Non annoncées par le recourant à l’époque, les indemnités journalières perte de gain perçues n’étaient manifestement pas connues de l’autorité intimée, laquelle a dès lors versé de pleines indemnités de chômage dans la perspective d'une éventuelle prise en charge par l'assurance-invalidité.
Quant à l’art. 53 al. 2 LPGA, l’irrégularité du versement des CHF 52'834.80 au titre d’indemnité de chômage apparaît manifeste au vu du prescrit clair des art. 28 LACI, 100 al. 2 LCA et 73 LAMal.
Enfin, il est également manifeste qu’un tel montant est d’importance.
6.7. C’est dès lors à bon droit qu’Unia Caisse de Chômage a exigé la restitution du montant de CHF 52'834.80 au recourant, dont un solde de CHF 5’275.20 demeure encore à verser.
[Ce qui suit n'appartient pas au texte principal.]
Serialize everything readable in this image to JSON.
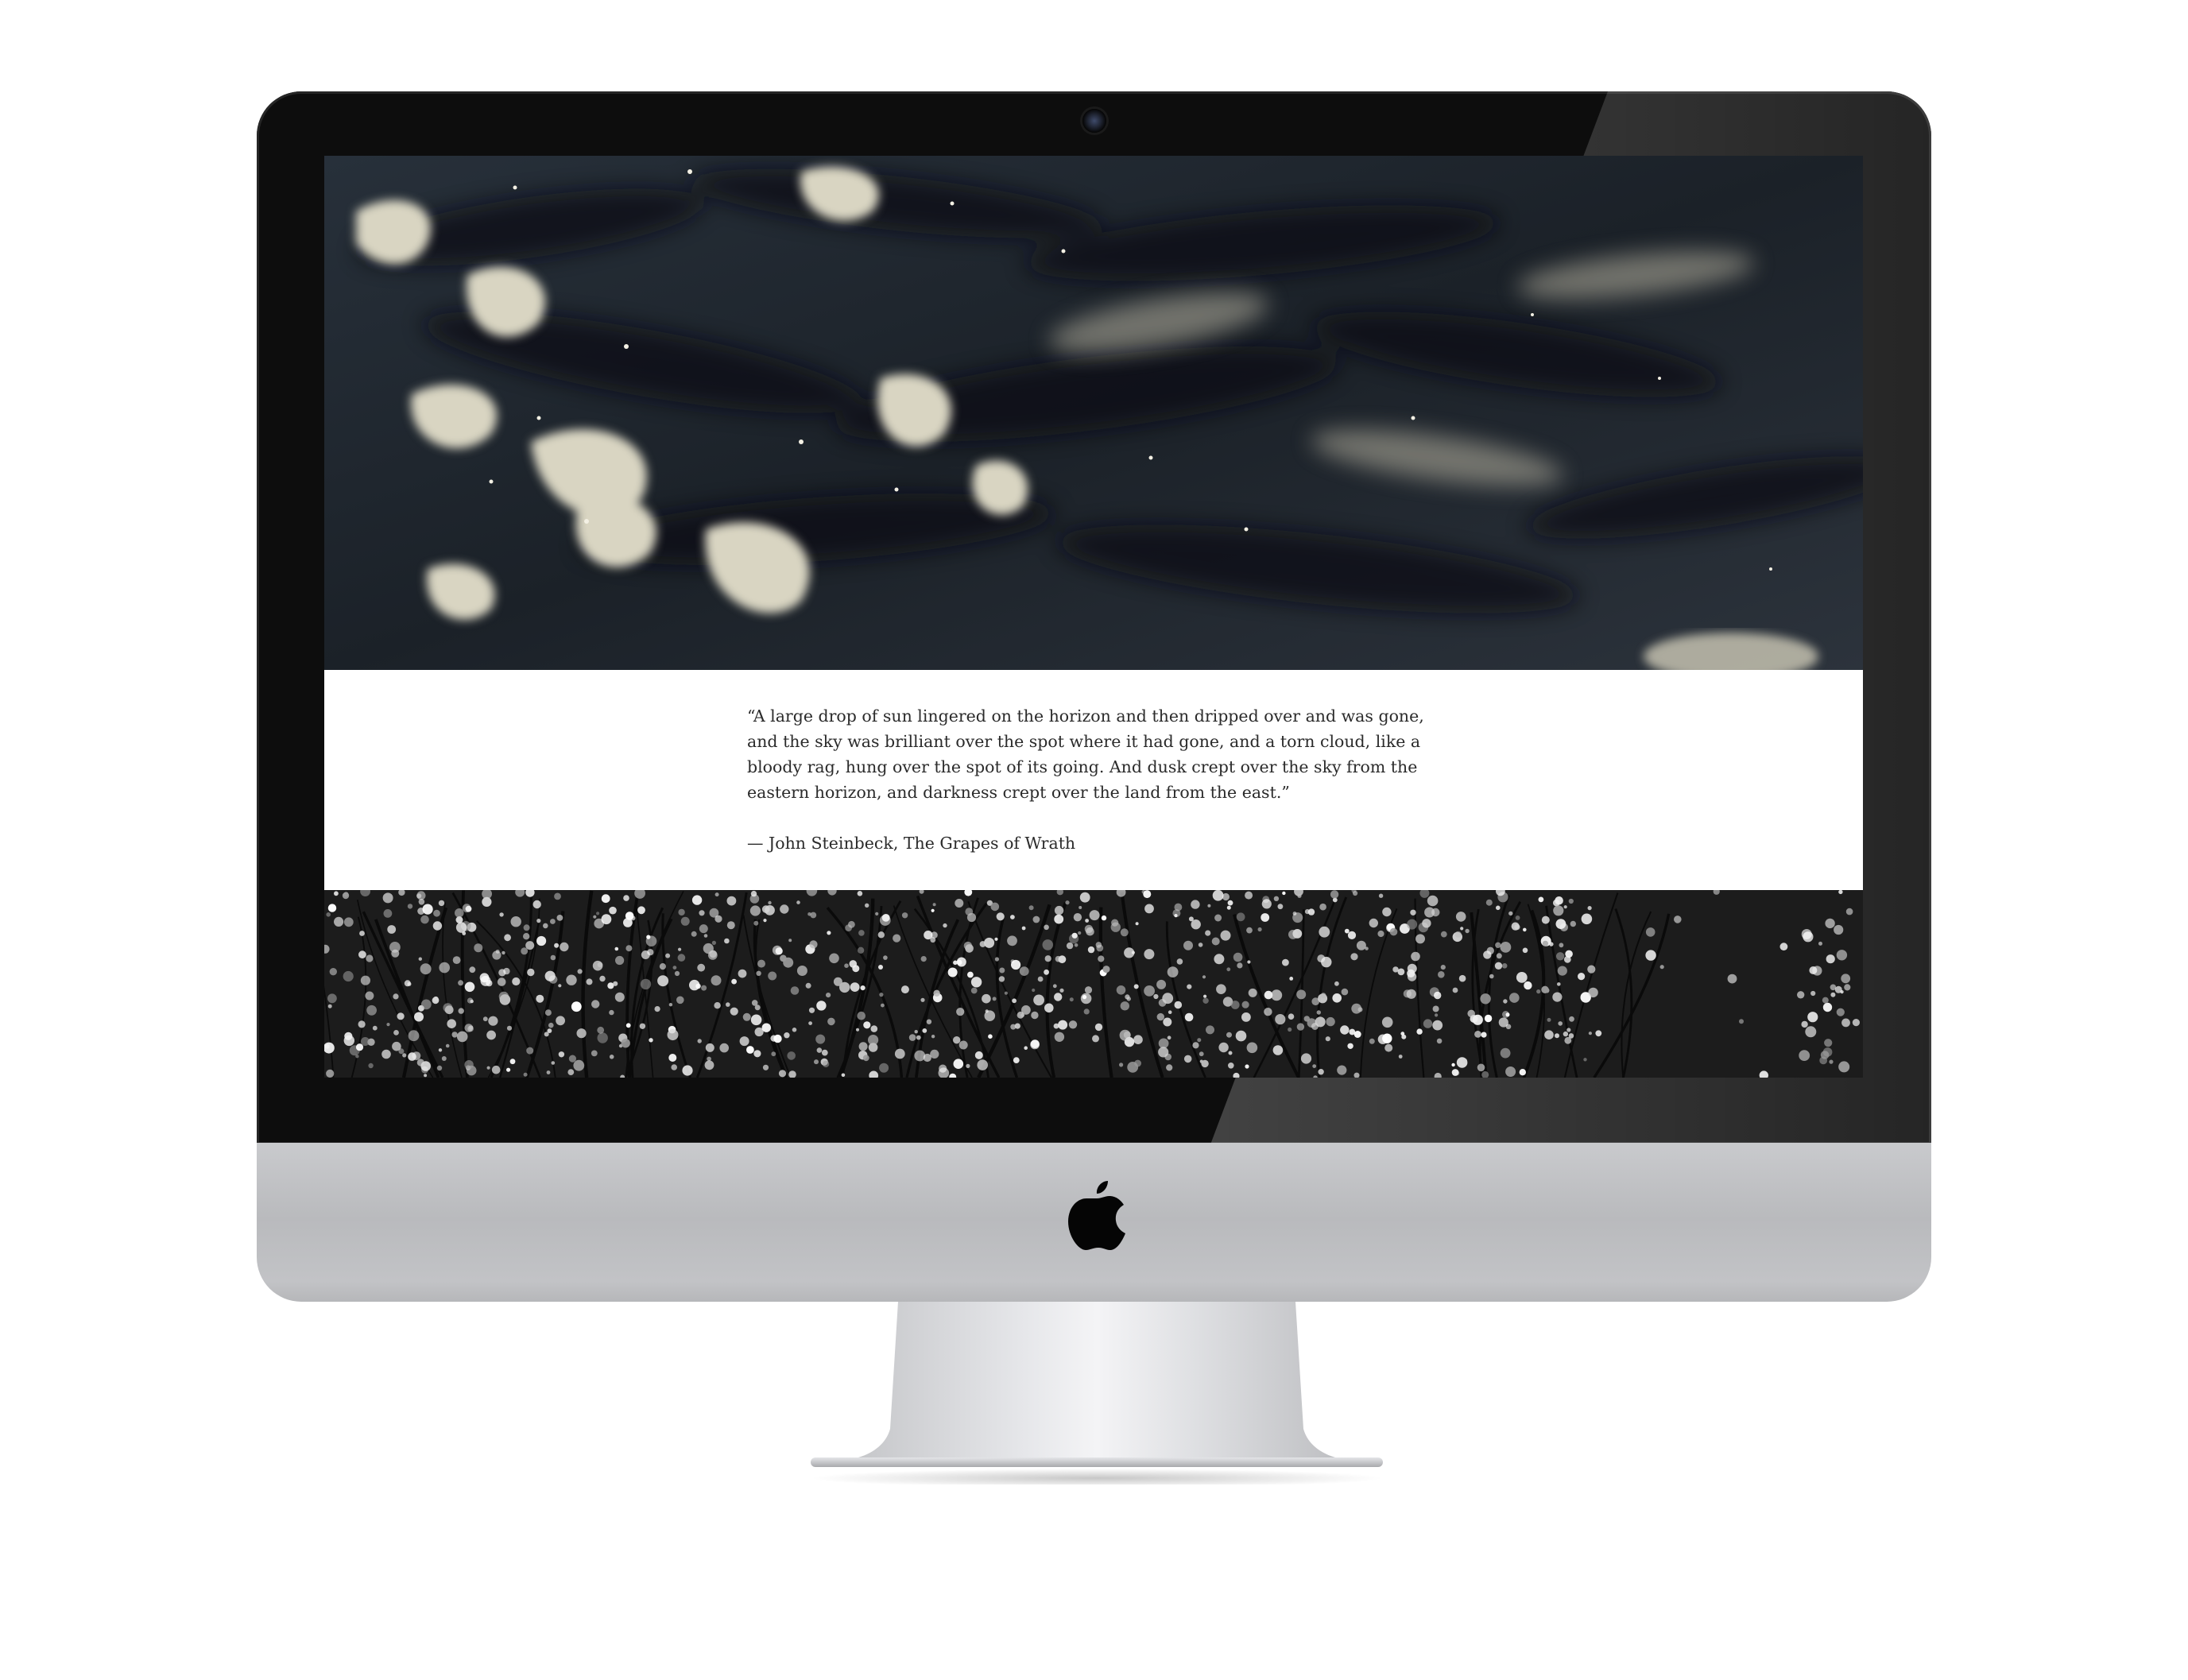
{
  "page": {
    "quote": {
      "text": "“A large drop of sun lingered on the horizon and then dripped over and was gone, and the sky was brilliant over the spot where it had gone, and a torn cloud, like a bloody rag, hung over the spot of its going. And dusk crept over the sky from the eastern horizon, and darkness crept over the land from the east.”",
      "attribution": "— John Steinbeck, The Grapes of Wrath"
    },
    "images": {
      "hero": "water-ripples-photo",
      "footer": "blossom-branches-photo"
    }
  },
  "device": {
    "logo": "apple-logo-icon",
    "camera": "camera-icon"
  },
  "colors": {
    "bezel": "#0d0d0d",
    "aluminum": "#c4c5c8",
    "quote_background": "#ffffff",
    "quote_text": "#2b2b2b",
    "water_dark": "#1a1f25",
    "water_highlight": "#d8d4c0",
    "blossom_dark": "#1c1c1c"
  }
}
Il est rappelé que l'examen des conditions cumulatives de la bonne foi et de la situation difficile a lieu dans un second temps, lorsque le principe de la restitution est entré en force et qu’une demande de remise a été déposée. Conformément à l’art. 4 al. 4 OPGA, la demande de remise doit être présentée par écrit. Elle doit être motivée, accompagnée des pièces nécessaires et déposée au plus tard 30 jours à compter de l’entrée en force de la décision de restitution.
7.
Sort du litige et conséquences
7.1. Compte tenu de l’ensemble de ce qui précède, le recours doit être rejeté et la décision sur opposition du 23 mai 2023 confirmée.
7.2. Compte tenu du principe de gratuité applicable en la matière, il n’est pas prélevé de frais de justice.
7.3. Compte tenu de l’issue du recours, il n’est pas octroyé d’indemnité de partie.
(dispositif en page suivante)
la Cour arrête:
I. Le recours est rejeté.
Partant, la décision sur opposition du 23 mai 2023 est confirmée.
II.Il n’est pas perçu de frais de justice ni octroyé de dépens.
III.Notification.
Un recours en matière de droit public peut être déposé auprès du Tribunal fédéral contre le présent jugement dans un délai de 30 jours dès sa notification. Ce délai ne peut pas être prolongé. Le mémoire de recours sera adressé, en trois exemplaires, au Tribunal fédéral, Schweizerhofquai 6, 6004 Lucerne. Il doit indiquer les conclusions, les motifs et les moyens de preuve et être signé. Les motifs doivent exposer succinctement en quoi le jugement attaqué viole le droit. Les moyens de preuve en possession du (de la) recourant(e) doivent être joints au mémoire de même qu’une copie du jugement, avec l’enveloppe qui le contenait. La procédure devant le Tribunal fédéral n’est en principe pas gratuite.